Chahinaz Gheith, Mercredi, 29 juillet 2020

« Pas seulement les femmes ! », c’est le nom d’une initiative lancée par une ONG féminine pour rappeler que la contraception doit être autant l’affaire de l’homme que de la femme. Inciter les hommes à partager le contrôle des naissances n’est toutefois pas une mince affaire. Enquête.

La contraception masculine, une chimère ?
Le préservatif reste aujourd'hui la seule méthode de contraception à la disposition des hommes.
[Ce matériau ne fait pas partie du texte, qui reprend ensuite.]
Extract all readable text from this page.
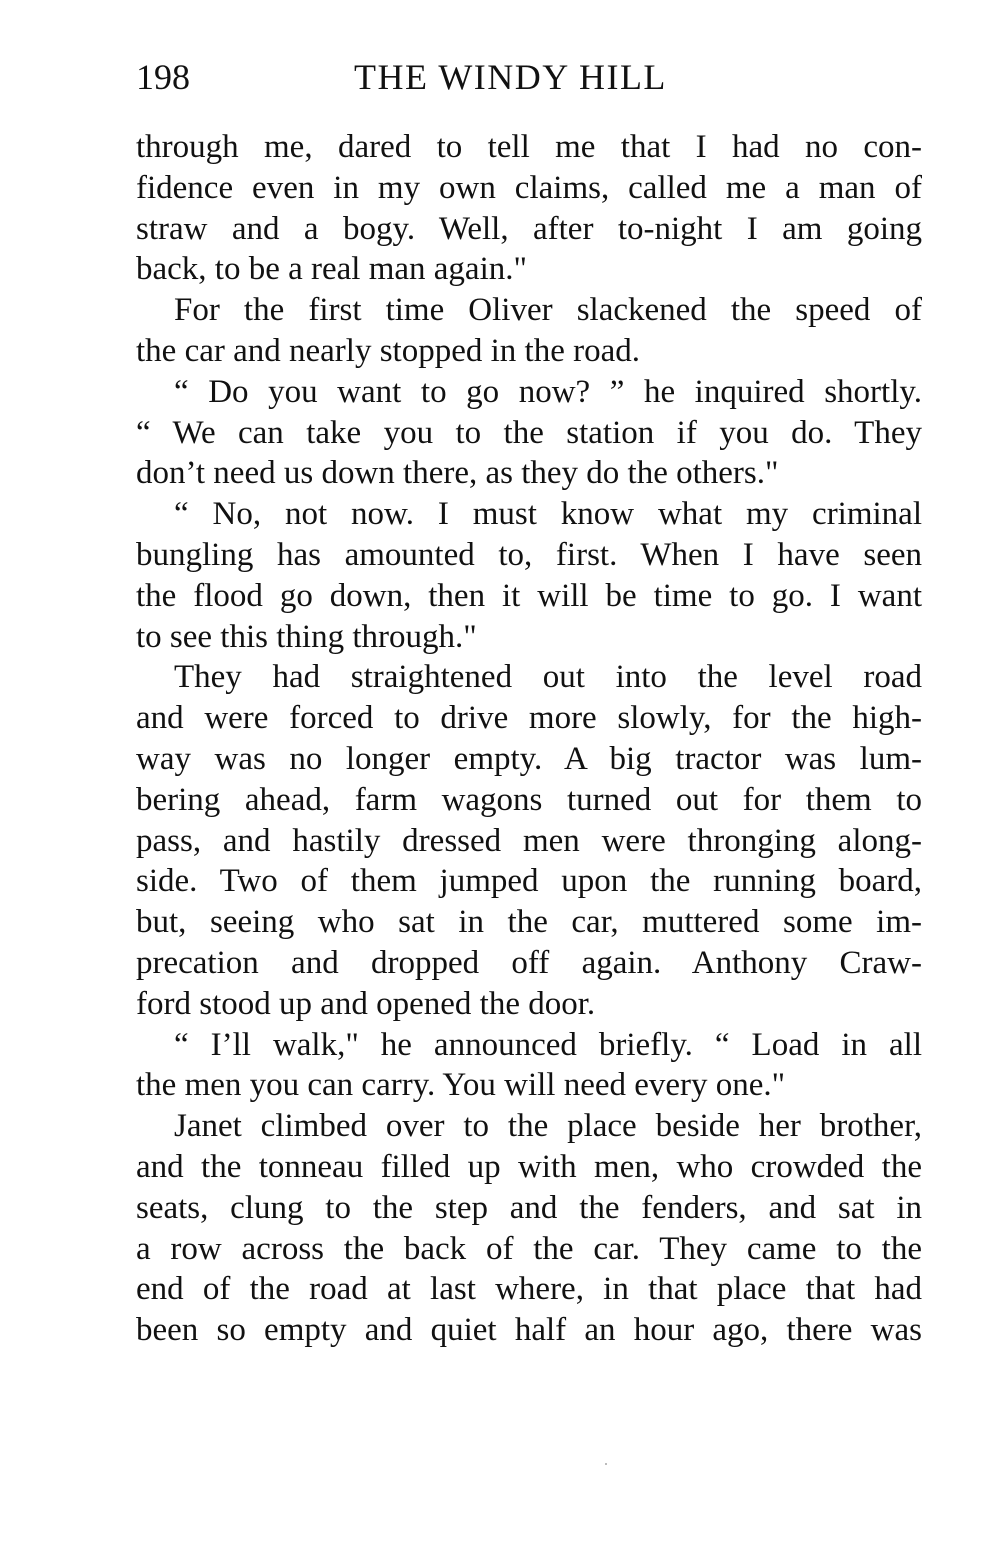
198	THE WINDY HILL
through me, dared to tell me that I had no con-
fidence even in my own claims, called me a man of
straw and a bogy. Well, after to-night I am going
back, to be a real man again."
For the first time Oliver slackened the speed of
the car and nearly stopped in the road.
“ Do you want to go now? ” he inquired shortly.
“ We can take you to the station if you do. They
don’t need us down there, as they do the others."
“ No, not now. I must know what my criminal
bungling has amounted to, first. When I have seen
the flood go down, then it will be time to go. I want
to see this thing through."
They had straightened out into the level road
and were forced to drive more slowly, for the high-
way was no longer empty. A big tractor was lum-
bering ahead, farm wagons turned out for them to
pass, and hastily dressed men were thronging along-
side. Two of them jumped upon the running board,
but, seeing who sat in the car, muttered some im-
precation and dropped off again. Anthony Craw-
ford stood up and opened the door.
“ I’ll walk," he announced briefly. “ Load in all
the men you can carry. You will need every one."
Janet climbed over to the place beside her brother,
and the tonneau filled up with men, who crowded the
seats, clung to the step and the fenders, and sat in
a row across the back of the car. They came to the
end of the road at last where, in that place that had
been so empty and quiet half an hour ago, there was
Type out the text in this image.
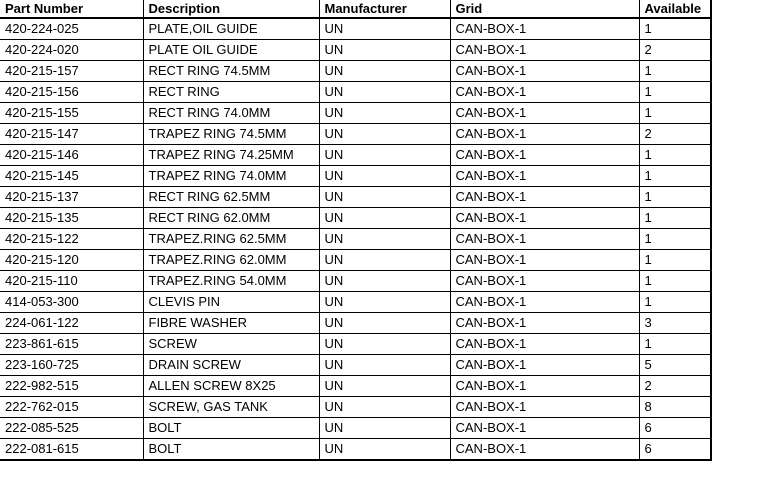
Part Number	Description	Manufacturer	Grid	Available
420-224-025	PLATE,OIL GUIDE	UN	CAN-BOX-1	1
420-224-020	PLATE OIL GUIDE	UN	CAN-BOX-1	2
420-215-157	RECT RING 74.5MM	UN	CAN-BOX-1	1
420-215-156	RECT RING	UN	CAN-BOX-1	1
420-215-155	RECT RING 74.0MM	UN	CAN-BOX-1	1
420-215-147	TRAPEZ RING 74.5MM	UN	CAN-BOX-1	2
420-215-146	TRAPEZ RING 74.25MM	UN	CAN-BOX-1	1
420-215-145	TRAPEZ RING 74.0MM	UN	CAN-BOX-1	1
420-215-137	RECT RING 62.5MM	UN	CAN-BOX-1	1
420-215-135	RECT RING 62.0MM	UN	CAN-BOX-1	1
420-215-122	TRAPEZ.RING 62.5MM	UN	CAN-BOX-1	1
420-215-120	TRAPEZ.RING 62.0MM	UN	CAN-BOX-1	1
420-215-110	TRAPEZ.RING 54.0MM	UN	CAN-BOX-1	1
414-053-300	CLEVIS PIN	UN	CAN-BOX-1	1
224-061-122	FIBRE WASHER	UN	CAN-BOX-1	3
223-861-615	SCREW	UN	CAN-BOX-1	1
223-160-725	DRAIN SCREW	UN	CAN-BOX-1	5
222-982-515	ALLEN SCREW 8X25	UN	CAN-BOX-1	2
222-762-015	SCREW, GAS TANK	UN	CAN-BOX-1	8
222-085-525	BOLT	UN	CAN-BOX-1	6
222-081-615	BOLT	UN	CAN-BOX-1	6
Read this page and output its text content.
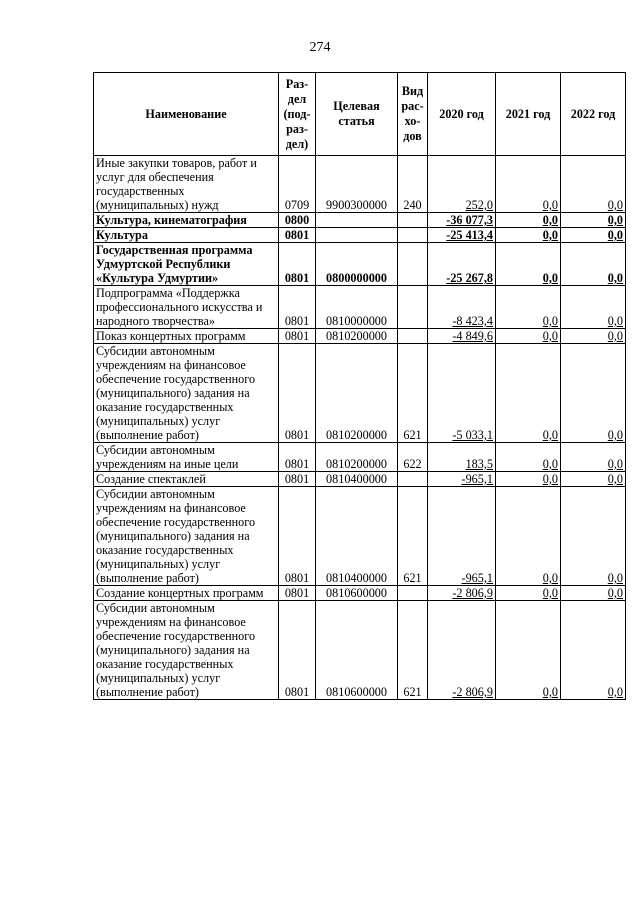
274
Наименование	Раз-дел (под-раз-дел)	Целевая статья	Вид рас-хо-дов	2020 год	2021 год	2022 год
Иные закупки товаров, работ и услуг для обеспечения государственных (муниципальных) нужд	0709	9900300000	240	252,0	0,0	0,0
Культура, кинематография	0800			-36 077,3	0,0	0,0
Культура	0801			-25 413,4	0,0	0,0
Государственная программа Удмуртской Республики «Культура Удмуртии»	0801	0800000000		-25 267,8	0,0	0,0
Подпрограмма «Поддержка профессионального искусства и народного творчества»	0801	0810000000		-8 423,4	0,0	0,0
Показ концертных программ	0801	0810200000		-4 849,6	0,0	0,0
Субсидии автономным учреждениям на финансовое обеспечение государственного (муниципального) задания на оказание государственных (муниципальных) услуг (выполнение работ)	0801	0810200000	621	-5 033,1	0,0	0,0
Субсидии автономным учреждениям на иные цели	0801	0810200000	622	183,5	0,0	0,0
Создание спектаклей	0801	0810400000		-965,1	0,0	0,0
Субсидии автономным учреждениям на финансовое обеспечение государственного (муниципального) задания на оказание государственных (муниципальных) услуг (выполнение работ)	0801	0810400000	621	-965,1	0,0	0,0
Создание концертных программ	0801	0810600000		-2 806,9	0,0	0,0
Субсидии автономным учреждениям на финансовое обеспечение государственного (муниципального) задания на оказание государственных (муниципальных) услуг (выполнение работ)	0801	0810600000	621	-2 806,9	0,0	0,0
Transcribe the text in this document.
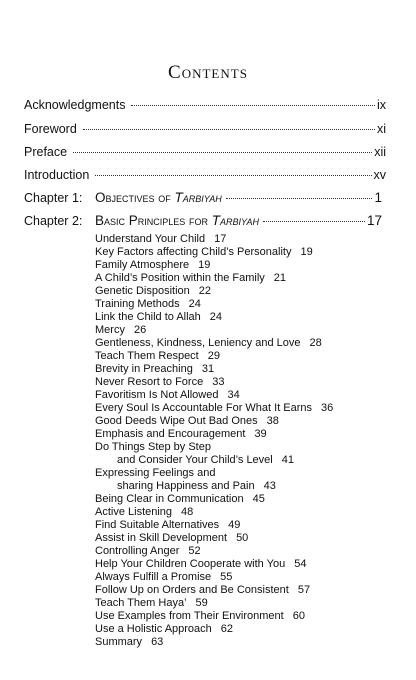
Contents
Acknowledgments	ix
Foreword	xi
Preface	xii
Introduction	xv
Chapter 1: Objectives of Tarbiyah	1
Chapter 2: Basic Principles for Tarbiyah	17
Understand Your Child 17
Key Factors affecting Child’s Personality 19
Family Atmosphere 19
A Child’s Position within the Family 21
Genetic Disposition 22
Training Methods 24
Link the Child to Allah 24
Mercy 26
Gentleness, Kindness, Leniency and Love 28
Teach Them Respect 29
Brevity in Preaching 31
Never Resort to Force 33
Favoritism Is Not Allowed 34
Every Soul Is Accountable For What It Earns 36
Good Deeds Wipe Out Bad Ones 38
Emphasis and Encouragement 39
Do Things Step by Step
and Consider Your Child’s Level 41
Expressing Feelings and
sharing Happiness and Pain 43
Being Clear in Communication 45
Active Listening 48
Find Suitable Alternatives 49
Assist in Skill Development 50
Controlling Anger 52
Help Your Children Cooperate with You 54
Always Fulfill a Promise 55
Follow Up on Orders and Be Consistent 57
Teach Them Haya’ 59
Use Examples from Their Environment 60
Use a Holistic Approach 62
Summary 63
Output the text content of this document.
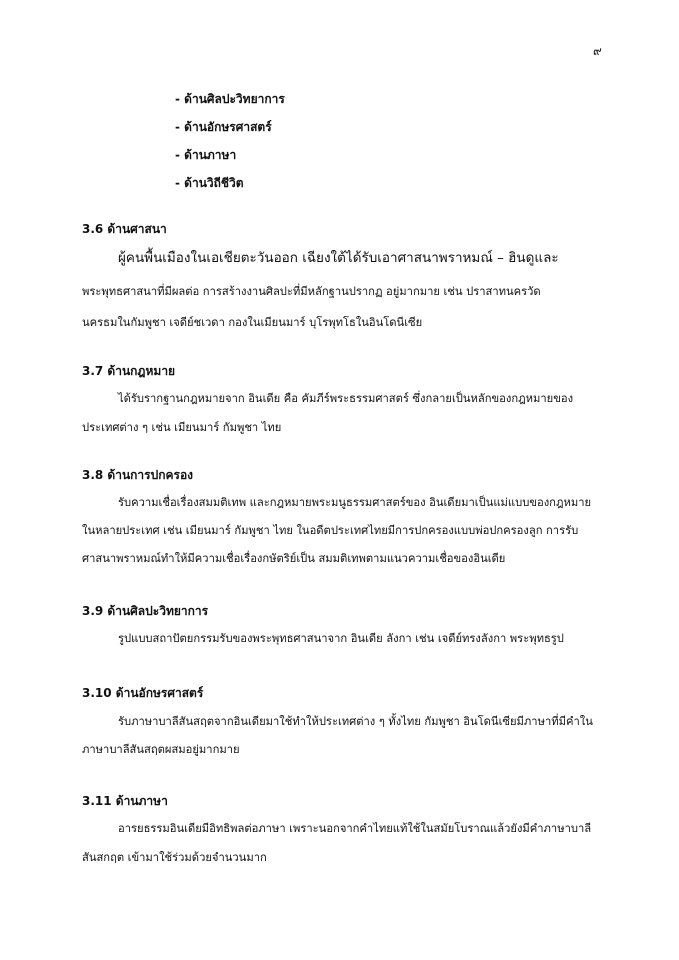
๙
- ด้านศิลปะวิทยาการ
- ด้านอักษรศาสตร์
- ด้านภาษา
- ด้านวิถีชีวิต
3.6 ด้านศาสนา
ผู้คนพื้นเมืองในเอเชียตะวันออก เฉียงใต้ได้รับเอาศาสนาพราหมณ์ – ฮินดูและ
พระพุทธศาสนาที่มีผลต่อ การสร้างงานศิลปะที่มีหลักฐานปรากฏ อยู่มากมาย เช่น ปราสาทนครวัด
นครธมในกัมพูชา เจดีย์ชเวดา กองในเมียนมาร์ บุโรพุทโธในอินโดนีเซีย
3.7 ด้านกฎหมาย
ได้รับรากฐานกฎหมายจาก อินเดีย คือ คัมภีร์พระธรรมศาสตร์ ซึ่งกลายเป็นหลักของกฎหมายของ
ประเทศต่าง ๆ เช่น เมียนมาร์ กัมพูชา ไทย
3.8 ด้านการปกครอง
รับความเชื่อเรื่องสมมติเทพ และกฎหมายพระมนูธรรมศาสตร์ของ อินเดียมาเป็นแม่แบบของกฎหมาย
ในหลายประเทศ เช่น เมียนมาร์ กัมพูชา ไทย ในอดีตประเทศไทยมีการปกครองแบบพ่อปกครองลูก การรับ
ศาสนาพราหมณ์ทำให้มีความเชื่อเรื่องกษัตริย์เป็น สมมติเทพตามแนวความเชื่อของอินเดีย
3.9 ด้านศิลปะวิทยาการ
รูปแบบสถาปัตยกรรมรับของพระพุทธศาสนาจาก อินเดีย ลังกา เช่น เจดีย์ทรงลังกา พระพุทธรูป
3.10 ด้านอักษรศาสตร์
รับภาษาบาลีสันสฤตจากอินเดียมาใช้ทำให้ประเทศต่าง ๆ ทั้งไทย กัมพูชา อินโดนีเซียมีภาษาที่มีคำใน
ภาษาบาลีสันสฤตผสมอยู่มากมาย
3.11 ด้านภาษา
อารยธรรมอินเดียมีอิทธิพลต่อภาษา เพราะนอกจากคำไทยแท้ใช้ในสมัยโบราณแล้วยังมีคำภาษาบาลี
สันสกฤต เข้ามาใช้ร่วมด้วยจำนวนมาก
« J’ai oublié de prendre ma pilule ! ». Les hommes pourront-ils un jour avoir ce même souci que nombre de femmes ont au quotidien ? Pas si sûr. S’il existe de nombreux moyens de contraception destinés aux femmes (pilule, stérilet, anneau vaginal, piqûre contraceptive, etc.), pour les hommes, le marché de la contraception est beaucoup plus restreint, avec, à l’heure actuelle, le préservatif masculin, le retrait et l’abstinence périodique et la vasectomie ou stérilisation définitive (qui consiste à bloquer et couper les canaux déférents des spermatozoïdes à partir des testicules, une pratique jugée par plusieurs hommes de religion comme illicite). Vu ce déséquilibre, beaucoup considèrent que la contraception est une affaire de femmes. Or, chaque partenaire a son rôle à jouer en matière de contraception. L’importance de l’implication des hommes dans la contraception est d’ailleurs signalée par des activistes et des organisations féminines. D’après « Barah Amen », une ONG féminine qui travaille sur la prévention et la lutte contre les violences conjugales, les femmes ne doivent en aucun cas assumer seules les conséquences de la vie sexuelle. C’est pourquoi cette ONG a lancé une campagne intitulée « Pas seulement les femmes », afin d’inciter les hommes à s’intéresser davantage à la contraception masculine. « L’idée est de lutter contre les agissements sexistes, qui font que la contraception soit réservée uniquement aux femmes. Comme si la sexualité était liée aux hommes et la procréation aux femmes. Autrement dit, aux hommes, on parle de Viagra, aux femmes on parle de pilule contraceptive. Mais pourquoi la contraception masculine est-elle hors du jeu ? Faut-il que les hommes portent en eux l’enfant pour que les deux conjoints soient concernés par la contraception ! », lance Nayera Hichmat, fondatrice de l’ONG. Et d’ajouter : « Il revient au couple de partager la responsabilité de la contraception et pas uniquement la femme pour éviter de s’exposer à une grossesse ».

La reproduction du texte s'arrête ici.